Todavía está fresco en la memoria el recuerdo de todos los momentos en que, por un consenso natural y sin que nadie lo impusiera, a las ocho de la noche de todos los días nos encontrábamos desde nuestras ventanas o balcones para darle un aplauso a todo el personal médico, cuando aún no teníamos suficiente claridad sobre lo que era la amenaza del covid-19 y cómo atenderla.
Ese gesto simple, además de agradecer por el esfuerzo extraordinario que estaban haciendo, representaba en mi concepto un voto de confianza contundente para que los médicos(as) y enfermeros(as) lograran cumplir con la responsabilidad principal de quienes se desempeñan en esas profesiones: entender, a partir de un buen diagnóstico, de qué se trataba lo que estábamos empezando a vivir para construir desde esa radiografía inicial un camino efectivo para transitar y superar la crisis.
Tras el regreso de los colegios a su actividad presencial este semestre, la labor de los buenos maestros ha consistido en una tarea semejante: luego de encontrarse nuevamente con sus alumnos, se han invertido ellos mismos con todo el esfuerzo en tratar de conectarse nuevamente, escucharlos, observar sus comportamientos y actitudes y entender la magnitud de los fenómenos (o los síntomas) evidenciables en ellos después de tantos meses en que la sociedad los puso en el último puesto de sus prioridades. Esto configuró una situación que tiene hoy visos de constituirse en una tragedia más devastadora incluso que la misma pandemia.

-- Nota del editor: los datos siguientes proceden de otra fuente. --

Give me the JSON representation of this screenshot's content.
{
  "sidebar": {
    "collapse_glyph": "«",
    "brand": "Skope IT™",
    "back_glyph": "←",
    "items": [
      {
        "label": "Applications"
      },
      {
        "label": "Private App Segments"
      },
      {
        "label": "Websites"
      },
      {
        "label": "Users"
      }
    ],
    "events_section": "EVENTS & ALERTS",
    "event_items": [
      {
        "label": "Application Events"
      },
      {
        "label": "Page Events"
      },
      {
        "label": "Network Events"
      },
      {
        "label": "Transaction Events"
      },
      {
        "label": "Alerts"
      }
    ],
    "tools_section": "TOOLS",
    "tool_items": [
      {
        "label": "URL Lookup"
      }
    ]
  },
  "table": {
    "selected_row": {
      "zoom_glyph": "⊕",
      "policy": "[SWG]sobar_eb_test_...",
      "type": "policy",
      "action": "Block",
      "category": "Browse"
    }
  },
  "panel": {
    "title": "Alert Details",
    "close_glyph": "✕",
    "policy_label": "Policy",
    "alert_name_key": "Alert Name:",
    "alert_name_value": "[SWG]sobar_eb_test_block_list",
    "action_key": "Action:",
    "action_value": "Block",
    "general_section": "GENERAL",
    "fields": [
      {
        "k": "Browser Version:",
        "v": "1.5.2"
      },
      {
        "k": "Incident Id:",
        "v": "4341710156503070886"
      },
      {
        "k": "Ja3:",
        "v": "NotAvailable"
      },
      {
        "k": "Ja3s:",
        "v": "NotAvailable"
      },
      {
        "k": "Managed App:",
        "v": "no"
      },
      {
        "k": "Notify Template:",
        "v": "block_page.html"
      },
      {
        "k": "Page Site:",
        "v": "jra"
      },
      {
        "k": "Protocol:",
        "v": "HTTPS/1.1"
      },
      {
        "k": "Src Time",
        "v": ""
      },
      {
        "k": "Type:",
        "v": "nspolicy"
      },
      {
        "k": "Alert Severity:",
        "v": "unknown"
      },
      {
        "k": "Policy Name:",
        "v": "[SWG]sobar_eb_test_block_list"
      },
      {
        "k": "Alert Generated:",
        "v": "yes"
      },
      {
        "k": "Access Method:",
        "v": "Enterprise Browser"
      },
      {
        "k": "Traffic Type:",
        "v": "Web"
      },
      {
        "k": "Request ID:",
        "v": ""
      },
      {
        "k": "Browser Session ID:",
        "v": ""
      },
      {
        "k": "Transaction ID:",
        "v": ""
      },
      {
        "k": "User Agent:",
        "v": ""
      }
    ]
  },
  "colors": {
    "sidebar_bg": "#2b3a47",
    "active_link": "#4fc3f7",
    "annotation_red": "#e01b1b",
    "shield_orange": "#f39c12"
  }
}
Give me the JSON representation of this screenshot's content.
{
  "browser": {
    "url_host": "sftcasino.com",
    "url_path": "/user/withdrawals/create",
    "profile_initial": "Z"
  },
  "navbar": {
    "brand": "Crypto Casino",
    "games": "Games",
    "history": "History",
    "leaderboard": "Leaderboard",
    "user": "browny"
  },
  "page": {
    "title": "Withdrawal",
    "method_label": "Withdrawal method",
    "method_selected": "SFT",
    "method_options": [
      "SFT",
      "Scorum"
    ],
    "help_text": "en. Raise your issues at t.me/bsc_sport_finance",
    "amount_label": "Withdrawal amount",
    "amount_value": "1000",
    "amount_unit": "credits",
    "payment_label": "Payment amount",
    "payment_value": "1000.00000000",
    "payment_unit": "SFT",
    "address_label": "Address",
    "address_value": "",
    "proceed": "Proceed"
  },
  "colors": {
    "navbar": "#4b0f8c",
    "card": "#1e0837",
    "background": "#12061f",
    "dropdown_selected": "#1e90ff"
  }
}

Los jóvenes que con mayor grado de eficiencia pudieron regresar a sus colegios sin excusas ni evasivas por parte de sus maestros nos han permitido ver de qué magnitud puede ser este problema para quienes aún ni siquiera han podido volver por una semana completa a sus aulas. Entre los muchos factores de preocupación que hemos encontrado observándolos y acompañándolos, podemos ver que muchos presentan dificultades enormes para resolver asertivamente sus conflictos (producto de la falta de socialización), niveles desbordantes de ansiedad o precocidad derivados de la sobreexposición a dispositivos digitales y a contenidos no apropiados para su edad, además de vacíos asociados a la ruptura de procesos esenciales de aprendizaje que —no obstante los esfuerzos por protegerlos— la virtualidad simplemente no puede suplir.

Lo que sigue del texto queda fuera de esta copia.